For Lennon as an evolutionary biologist, the question was an obvious one. But after he and Hutchison both pondered it for a few minutes, it became apparent that the answer wasn’t.
The minimal cell “is a type of life — it’s an artificial type of life, but it’s still life,” Lennon said, because it fulfills the most basic definition of life as something able to reproduce and grow. It should therefore respond to evolutionary pressures just as gorillas, frogs, fungi and all other organisms do. But the overarching hypothesis was that the streamlined genome might “cripple the ability of this organism to adaptively evolve,” Lennon said.
No one had a clue what would really happen, however, because researchers have generally taken great care to keep minimal cells from evolving. When samples of the cells are distributed by JCVI to any of the roughly 70 labs that now work with them, they’re delivered pristine and frozen at minus 80 degrees Celsius. When you take them out, it’s like their first day on Earth, Lennon said: “These are brand new cells that had never seen a day of evolution.”

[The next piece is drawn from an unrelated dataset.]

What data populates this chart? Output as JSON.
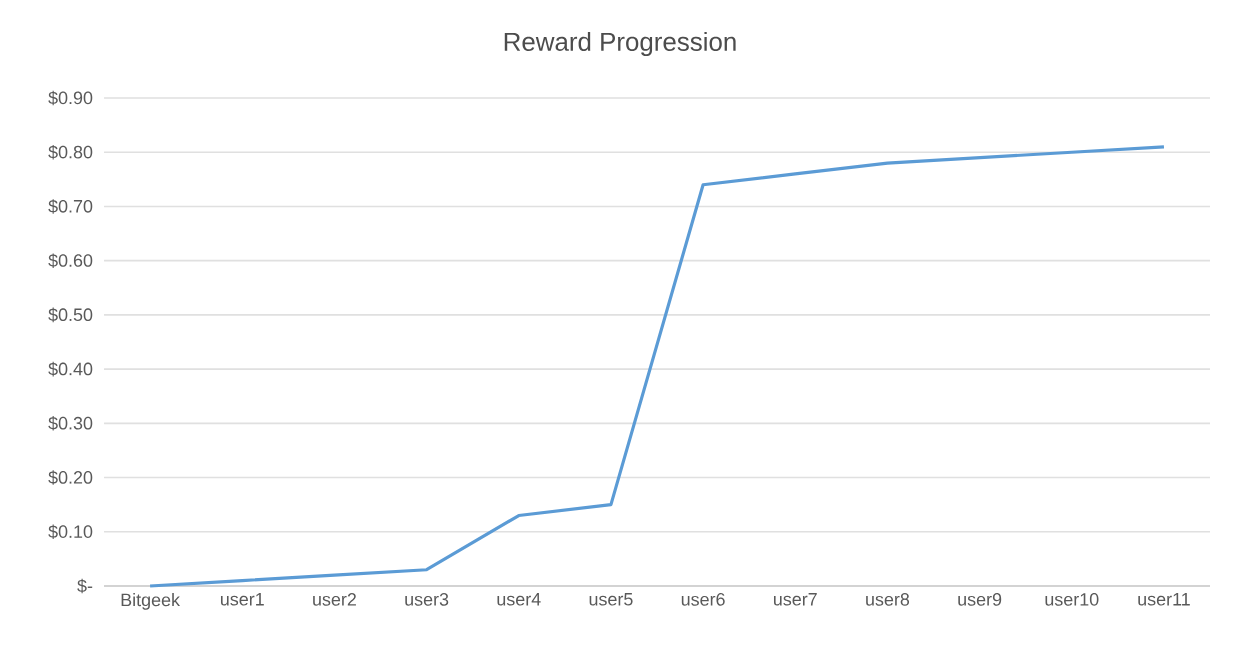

Shortly after their encounter, Hutchison put Lennon in touch with Glass, who shared samples of his team’s minimal cells with Lennon’s lab in Indiana. Then Lennon and Roy Moger-Reischer, his graduate student at the time, got to work.
Testing the Streamlined Cells
They began with an experiment aimed at measuring mutation rates in the minimal cells. They repeatedly transferred a sliver of the growing minimal cell population into petri dishes, which freed the cells to grow without constraining influences like competition. They found that the minimal cell mutated at a rate comparable to that of the engineered M. mycoides — which is the highest of any recorded bacterial mutation rate.

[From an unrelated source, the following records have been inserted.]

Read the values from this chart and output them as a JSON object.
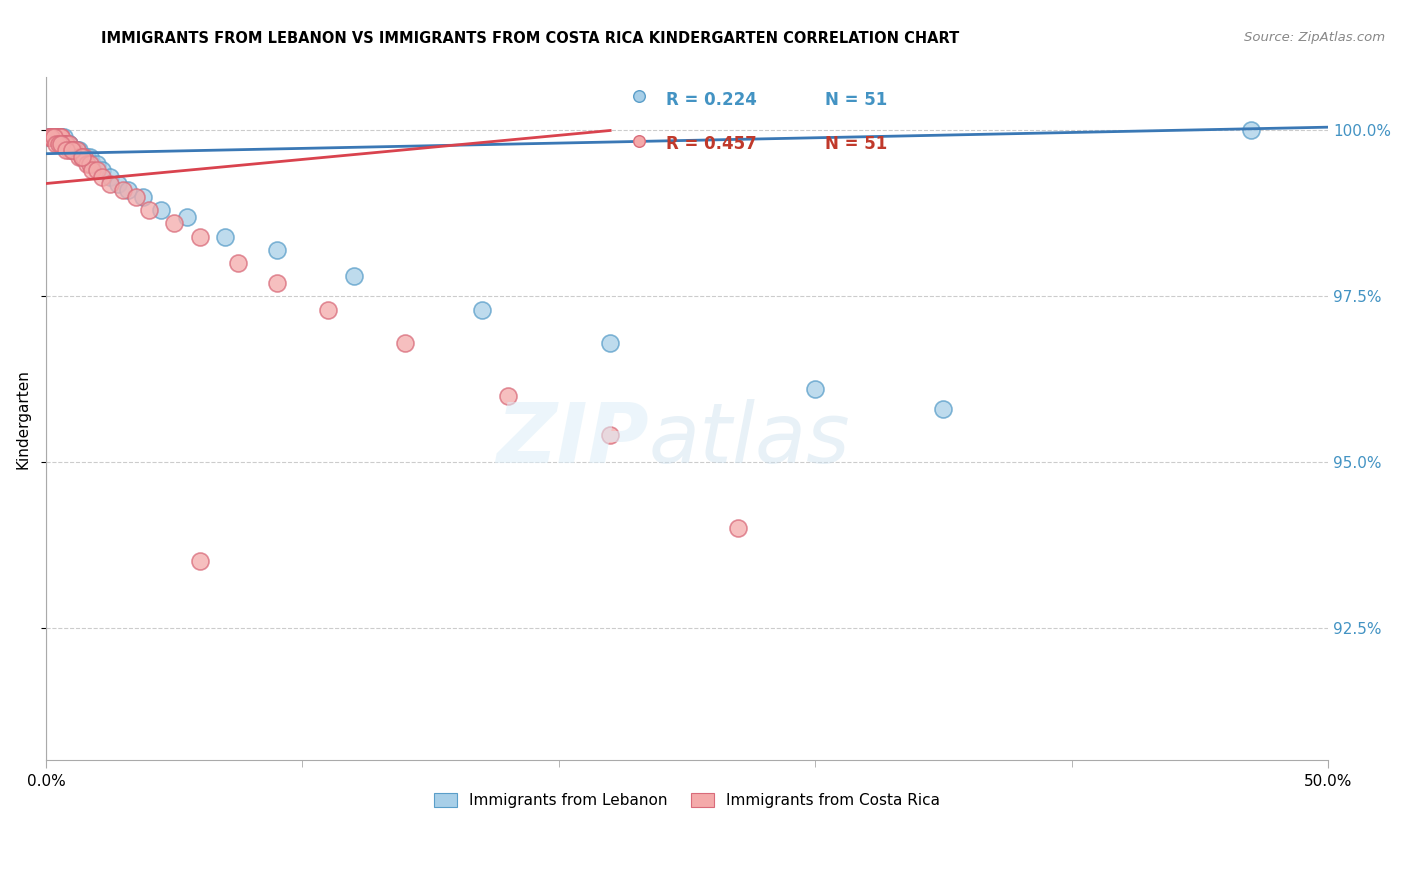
{
  "title": "IMMIGRANTS FROM LEBANON VS IMMIGRANTS FROM COSTA RICA KINDERGARTEN CORRELATION CHART",
  "source": "Source: ZipAtlas.com",
  "ylabel": "Kindergarten",
  "ytick_labels": [
    "100.0%",
    "97.5%",
    "95.0%",
    "92.5%"
  ],
  "ytick_values": [
    1.0,
    0.975,
    0.95,
    0.925
  ],
  "xlim": [
    0.0,
    0.5
  ],
  "ylim": [
    0.905,
    1.008
  ],
  "legend_blue_r": "R = 0.224",
  "legend_blue_n": "N = 51",
  "legend_pink_r": "R = 0.457",
  "legend_pink_n": "N = 51",
  "blue_color": "#a8cfe8",
  "pink_color": "#f4aaaa",
  "blue_edge_color": "#5a9ec9",
  "pink_edge_color": "#d96b7a",
  "blue_line_color": "#3a78b5",
  "pink_line_color": "#d9434e",
  "grid_color": "#cccccc",
  "axis_color": "#aaaaaa",
  "right_tick_color": "#4393c3",
  "blue_scatter_x": [
    0.001,
    0.002,
    0.002,
    0.003,
    0.003,
    0.003,
    0.004,
    0.004,
    0.005,
    0.005,
    0.006,
    0.006,
    0.006,
    0.007,
    0.007,
    0.008,
    0.008,
    0.009,
    0.009,
    0.01,
    0.01,
    0.011,
    0.012,
    0.013,
    0.014,
    0.015,
    0.016,
    0.017,
    0.018,
    0.02,
    0.022,
    0.025,
    0.028,
    0.032,
    0.038,
    0.045,
    0.055,
    0.07,
    0.09,
    0.12,
    0.17,
    0.22,
    0.3,
    0.35,
    0.47,
    0.001,
    0.002,
    0.004,
    0.006,
    0.008,
    0.012
  ],
  "blue_scatter_y": [
    0.999,
    0.999,
    0.999,
    0.999,
    0.999,
    0.999,
    0.999,
    0.999,
    0.999,
    0.999,
    0.999,
    0.999,
    0.998,
    0.999,
    0.998,
    0.998,
    0.998,
    0.998,
    0.998,
    0.997,
    0.997,
    0.997,
    0.997,
    0.997,
    0.996,
    0.996,
    0.996,
    0.996,
    0.995,
    0.995,
    0.994,
    0.993,
    0.992,
    0.991,
    0.99,
    0.988,
    0.987,
    0.984,
    0.982,
    0.978,
    0.973,
    0.968,
    0.961,
    0.958,
    1.0,
    0.999,
    0.999,
    0.999,
    0.998,
    0.998,
    0.997
  ],
  "pink_scatter_x": [
    0.001,
    0.002,
    0.002,
    0.003,
    0.003,
    0.004,
    0.004,
    0.005,
    0.005,
    0.006,
    0.006,
    0.007,
    0.007,
    0.008,
    0.008,
    0.009,
    0.009,
    0.01,
    0.011,
    0.012,
    0.013,
    0.014,
    0.015,
    0.016,
    0.017,
    0.018,
    0.02,
    0.022,
    0.025,
    0.03,
    0.035,
    0.04,
    0.05,
    0.06,
    0.075,
    0.09,
    0.11,
    0.14,
    0.18,
    0.22,
    0.27,
    0.001,
    0.002,
    0.003,
    0.004,
    0.005,
    0.006,
    0.008,
    0.01,
    0.014,
    0.06
  ],
  "pink_scatter_y": [
    0.999,
    0.999,
    0.999,
    0.999,
    0.999,
    0.999,
    0.999,
    0.999,
    0.999,
    0.999,
    0.999,
    0.998,
    0.998,
    0.998,
    0.998,
    0.998,
    0.997,
    0.997,
    0.997,
    0.997,
    0.996,
    0.996,
    0.996,
    0.995,
    0.995,
    0.994,
    0.994,
    0.993,
    0.992,
    0.991,
    0.99,
    0.988,
    0.986,
    0.984,
    0.98,
    0.977,
    0.973,
    0.968,
    0.96,
    0.954,
    0.94,
    0.999,
    0.999,
    0.999,
    0.998,
    0.998,
    0.998,
    0.997,
    0.997,
    0.996,
    0.935
  ],
  "blue_trendline_x": [
    0.0,
    0.5
  ],
  "blue_trendline_y": [
    0.9965,
    1.0005
  ],
  "pink_trendline_x": [
    0.0,
    0.22
  ],
  "pink_trendline_y": [
    0.992,
    1.0
  ]
}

The mutations in the two organisms were fairly similar, but the researchers noticed that a natural mutational bias was exaggerated in the minimal cell. In the M. mycoides cells, a mutation was 30 times more likely to switch an A or a T in the genetic code for a G or a C than the other way around. In the minimal cell, it was 100 times more likely. The probable explanation is that some genes removed during the minimization process normally prevent that mutation.
In a second series of experiments, rather than bringing over a small group of cells, the researchers transferred dense populations of cells for 300 days and 2,000 generations. That allowed more competition and natural selection to occur, favoring beneficial mutations and the emergence of genetic variants that eventually ended up in all the cells.